Sunday, June 22, 2014

Rotaries v Intersections, An Exercise in Analysis


(Picture from here.)

This is the sort of thing my brain does. Which probably tells you more about me than you want to know. Indulge me. Next time I'll talk about space drives. I promise.

I live up here in Massachusetts. When I moved up here, back in the Cretaceous,  I encountered something called a "rotary." It's also called a "roundabout", "circular intersection", "traffic circle" and other names. Some of which are even printable. They took a little getting used to but I managed. The problem with Mass drivers isn't rotaries; it's that they, and the state police, view traffic rules as mere suggestions or revenue sources. No one takes them seriously.

Then, in the 80s, there was a big push to get rid of rotaries. It is a certain truth in life that no intersection is so completely devoid of merit that a Massachusetts traffic engineer can't make it worse. Perfectly functional rotaries were replaced by obvious inventions of the devil. At left is a picture of what happened to the Route 2 Rotary in Cambridge. The black circle is where the rotary used to be. That mess is controlled by four barely functioning stoplights.

Get caught in this thing and kiss an hour of your life good-bye.

So, I'm driving into work today and not happy about it. To alleviate my boredom I took a back way in through Lincoln. The back way goes through a 5-points. This may be a term most people are not familiar with. It's a relic of my sordid youth in Alabama. A 5-points is a 5 way intersection. And, of course, there was little or no understanding by the drivers of who has which turn. I got through that and mused on intersections all the way in.

It came to me that intersections have an ascending complexity rule. It's an easy one to formulate. Let's consider the simplest intersection, a straight line with a stop sign. No cross streets.

Since the road is bi-directional, two drivers have to be considered. So each driver has exactly one choice. This is a complexity level of two. The next kind of intersection is three points. Each driver has to consider two choices. This gives us a rule of:

C = R * (R-1), where R is the number of roads coming into the intersection and C is the complexity level.

This number goes up fairly quickly. For R = 3, the C value is 6. For R = 4, the C value is 12 and for my favorite, the 5-points, the C value is 20. If you graphed this it would look like an ascending curve.

Rotaries have a different rule. Each entry at a rotary has, in effect, an R of 2. The choice is limited by 1) spreading out the intersections across the rotary and 2) determining that direction of travel in a rotary is one way. This turns the rotary into a series of R-2 intersections. The complexity of the entire rotary could be considered a sum of the R-2 intersections.

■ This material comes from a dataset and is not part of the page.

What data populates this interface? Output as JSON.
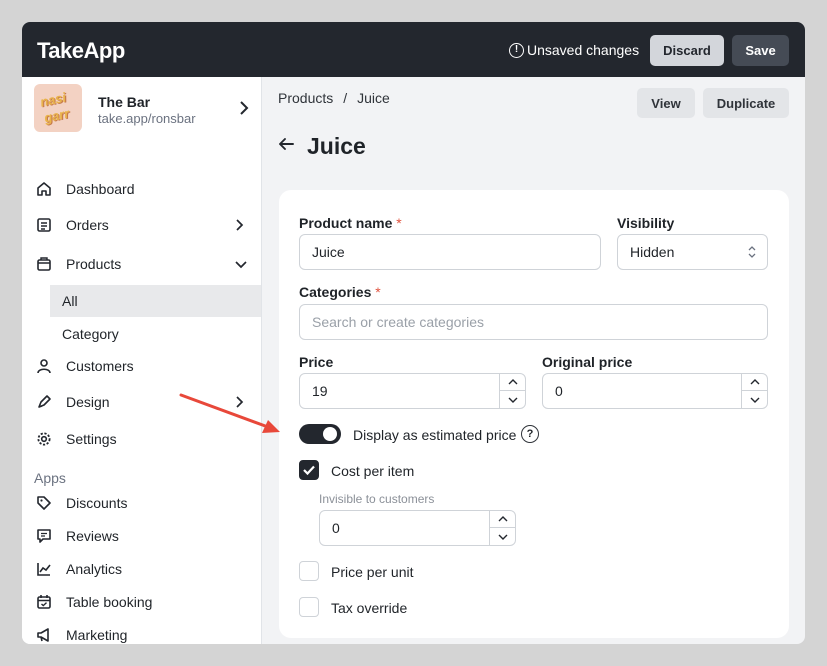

So, in this case, if we have a four way intersection, we have a complexity level of 8 as opposed to the R-4 straight intersection complexity level of 12.

Notice that while the curve for  a linear intersection is an ascending curve,  the increasing complexity of the rotary is linear. This means we can add complexity to a rotary with much less impact than adding the same complexity to a linear intersection. However, it also says that for a small intersection, the complexity of a linear intersection is less or equal to a rotary.

However, rotaries were often the victim of their own efficiency. One could get on a rotary faster than one could get off. This caused nightmarish congestion. The Brits came to our rescue and redesigned the rotary in the 1960s. The big change was the addition of a precedence rule: vehicles in the rotary have priority to those outside the rotary.

(This, by the way, was always the rule in Massachusetts but drivers often had difficulty understanding it. The problem driver precedence, I think, was one reason rotaries fell out of favor.)

But there is a hidden complexity in the rotary. The 4-way intersection is intended to be traversed one at a time. Time is not a factor except as measured by the impatience of other motorists.

In the rotary, however, vehicles are on the move. Time is a significant factor. The rotary has to be sized that a given vehicle has enough time to get on and off the rotary. Ideally, this is done without much slowing down.

If we take 30 mph as an ideal speed of traversal, that's 44 feet/second. Let's allow 3 seconds at a given intersection in the rotary just to have room. That's 132 feet between intersections. A simple two road rotary would have to be 264 feet in circumference or 84 feet in diameter.

I'm not sure how to evaluate this numerically. If 30 mph is the proper speed than as the size of the rotary increases or decreases, the complexity must increase or decrease. The number of choices remains the same but the time in which to make them is a variable.

When I was visiting my home town in Missouri I saw what must be the smallest rotary imaginable. It could not have been more than 20 feet in diameter. Two cars draped across the center would hang off both ends. This little thing had four roads coming into it. If you didn't hang hard on the steering wheel, you would drive off the road. But I digress.

This is the sort of analysis engineers do on all sorts of things. There's a reason that data going across a network is called "traffic." Many of the original network topologies use road metaphors. One of the famous problems of mathematics, solved by Euler in 1735, is how to determine the optimum path to traverse seven bridges in Konigsberg. That was the beginning of graph theory. Which was the start of that map program in your smart phone.

Which could help you navigate one of the Massachusetts rotaries.